We had taken a sabbatical leave from our teaching jobs and were enrolled in a folklore class at Indiana University. There we read The Lore and Language of Schoolchildren, written by the Opies in which they collected and classified the traditional folklore of children—rhymes and games and jeers and jokes, etc. They were British, so of course they collected the lore of British children.
We decided to do something similar for American children’s folklore. We’d get to hang around playgrounds and interview lots of children. Sounded like fun. Our professor thought it was a good idea. For him the important thing about the project was the fact that apparently nobody else had done it. Like the Opies, we were not academic folklorists (we were English majors) so at this point what we intended to do was simply a class project in which we would collect and classify children’s folklore from as many children as we could.
However, as our work progressed, we were surprised to discover how important this children’s oral tradition was to their emotional and social development. So—instead of just recording and classifying their lore, we began to take our work more seriously. We decided to write a book organized around the many ways children’s folklore helped children learn lessons and skills they needed to make their way in life. One Potato, Two Potato was published by WW. Norton in 1976.

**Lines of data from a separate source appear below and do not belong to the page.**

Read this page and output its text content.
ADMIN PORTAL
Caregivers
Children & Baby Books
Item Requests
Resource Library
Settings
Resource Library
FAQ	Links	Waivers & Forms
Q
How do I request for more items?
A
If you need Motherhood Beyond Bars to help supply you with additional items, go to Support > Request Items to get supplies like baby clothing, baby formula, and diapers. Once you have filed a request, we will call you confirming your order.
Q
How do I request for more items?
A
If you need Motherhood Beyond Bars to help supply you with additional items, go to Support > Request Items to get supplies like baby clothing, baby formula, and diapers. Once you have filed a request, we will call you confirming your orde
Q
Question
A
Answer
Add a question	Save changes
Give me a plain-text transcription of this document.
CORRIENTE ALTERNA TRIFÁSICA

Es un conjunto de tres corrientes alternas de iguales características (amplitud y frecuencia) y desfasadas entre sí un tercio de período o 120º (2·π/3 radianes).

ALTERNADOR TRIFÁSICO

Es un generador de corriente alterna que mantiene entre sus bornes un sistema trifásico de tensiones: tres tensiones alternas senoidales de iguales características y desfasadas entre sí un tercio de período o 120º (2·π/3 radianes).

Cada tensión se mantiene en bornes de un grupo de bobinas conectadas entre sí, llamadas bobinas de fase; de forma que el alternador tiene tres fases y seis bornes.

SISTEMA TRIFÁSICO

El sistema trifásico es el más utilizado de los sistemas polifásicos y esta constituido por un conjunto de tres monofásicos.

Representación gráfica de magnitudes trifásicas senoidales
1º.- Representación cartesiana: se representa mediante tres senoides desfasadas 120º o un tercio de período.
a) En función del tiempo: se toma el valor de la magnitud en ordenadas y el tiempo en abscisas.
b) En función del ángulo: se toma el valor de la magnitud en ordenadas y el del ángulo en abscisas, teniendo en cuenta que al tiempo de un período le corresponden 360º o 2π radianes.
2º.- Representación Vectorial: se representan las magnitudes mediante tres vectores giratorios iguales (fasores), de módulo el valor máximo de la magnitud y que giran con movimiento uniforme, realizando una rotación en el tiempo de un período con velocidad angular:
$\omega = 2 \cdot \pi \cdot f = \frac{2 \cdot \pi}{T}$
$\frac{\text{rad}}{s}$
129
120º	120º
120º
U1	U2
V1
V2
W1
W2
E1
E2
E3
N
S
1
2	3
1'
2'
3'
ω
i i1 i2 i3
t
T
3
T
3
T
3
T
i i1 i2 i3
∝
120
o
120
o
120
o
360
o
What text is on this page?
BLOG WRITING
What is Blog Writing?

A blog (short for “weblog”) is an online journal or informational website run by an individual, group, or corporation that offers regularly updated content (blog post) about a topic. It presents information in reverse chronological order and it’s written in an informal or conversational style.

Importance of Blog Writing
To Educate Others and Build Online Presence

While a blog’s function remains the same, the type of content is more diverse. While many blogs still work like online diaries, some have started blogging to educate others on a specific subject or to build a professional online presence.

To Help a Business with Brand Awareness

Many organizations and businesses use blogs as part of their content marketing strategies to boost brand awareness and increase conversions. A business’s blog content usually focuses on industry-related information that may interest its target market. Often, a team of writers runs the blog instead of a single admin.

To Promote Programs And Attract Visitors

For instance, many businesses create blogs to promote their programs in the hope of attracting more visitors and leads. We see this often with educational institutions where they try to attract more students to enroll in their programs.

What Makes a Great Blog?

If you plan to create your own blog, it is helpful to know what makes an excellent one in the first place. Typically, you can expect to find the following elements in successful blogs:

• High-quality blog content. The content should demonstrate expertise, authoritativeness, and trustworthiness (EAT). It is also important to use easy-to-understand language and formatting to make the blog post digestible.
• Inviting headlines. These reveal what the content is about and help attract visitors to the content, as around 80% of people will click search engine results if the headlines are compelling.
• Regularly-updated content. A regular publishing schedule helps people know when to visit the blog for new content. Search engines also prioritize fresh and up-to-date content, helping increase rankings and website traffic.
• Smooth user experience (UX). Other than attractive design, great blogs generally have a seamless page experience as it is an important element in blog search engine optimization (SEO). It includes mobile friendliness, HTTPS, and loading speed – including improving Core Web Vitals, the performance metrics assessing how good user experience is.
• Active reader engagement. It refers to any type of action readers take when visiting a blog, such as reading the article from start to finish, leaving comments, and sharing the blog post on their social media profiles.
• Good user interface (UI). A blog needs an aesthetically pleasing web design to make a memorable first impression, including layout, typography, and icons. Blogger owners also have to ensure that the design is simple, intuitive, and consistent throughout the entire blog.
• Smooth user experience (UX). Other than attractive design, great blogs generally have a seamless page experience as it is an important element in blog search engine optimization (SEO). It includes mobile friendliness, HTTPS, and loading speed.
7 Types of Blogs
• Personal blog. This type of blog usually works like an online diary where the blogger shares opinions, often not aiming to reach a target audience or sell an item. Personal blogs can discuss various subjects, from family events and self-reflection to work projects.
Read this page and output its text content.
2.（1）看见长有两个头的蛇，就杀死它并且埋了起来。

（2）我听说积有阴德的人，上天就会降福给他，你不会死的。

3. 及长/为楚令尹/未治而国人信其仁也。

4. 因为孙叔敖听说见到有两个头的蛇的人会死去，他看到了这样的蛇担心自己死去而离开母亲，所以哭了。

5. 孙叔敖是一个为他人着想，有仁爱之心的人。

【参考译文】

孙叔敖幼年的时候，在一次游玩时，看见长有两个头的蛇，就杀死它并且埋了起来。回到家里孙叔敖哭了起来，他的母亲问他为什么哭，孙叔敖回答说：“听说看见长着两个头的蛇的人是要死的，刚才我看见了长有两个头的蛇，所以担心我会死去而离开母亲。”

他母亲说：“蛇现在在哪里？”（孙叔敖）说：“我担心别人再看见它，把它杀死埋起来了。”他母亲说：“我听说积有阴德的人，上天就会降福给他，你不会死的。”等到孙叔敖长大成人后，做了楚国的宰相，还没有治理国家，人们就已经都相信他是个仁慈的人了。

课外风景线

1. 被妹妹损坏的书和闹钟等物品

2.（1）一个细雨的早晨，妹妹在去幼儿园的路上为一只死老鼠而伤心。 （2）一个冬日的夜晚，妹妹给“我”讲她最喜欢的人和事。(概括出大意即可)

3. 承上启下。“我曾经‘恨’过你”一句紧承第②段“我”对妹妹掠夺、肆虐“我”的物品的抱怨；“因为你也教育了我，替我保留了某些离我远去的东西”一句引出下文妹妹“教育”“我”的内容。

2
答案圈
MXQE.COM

We were critical of the way schools and parents then took charge of children’s playtime and squelched their ability to play and learn on their own. Now—39 years later, we have even more reason to complain. Informal neighborhood play groups composed of children of different ages face extinction. Whatever free time a child has is taken up with organized sports, music lessons, karate, you name it. Parents are afraid to let their children out of their sight. And there seems to be more homework, more pressure to excel at academics. Some schools have even dispensed with recess!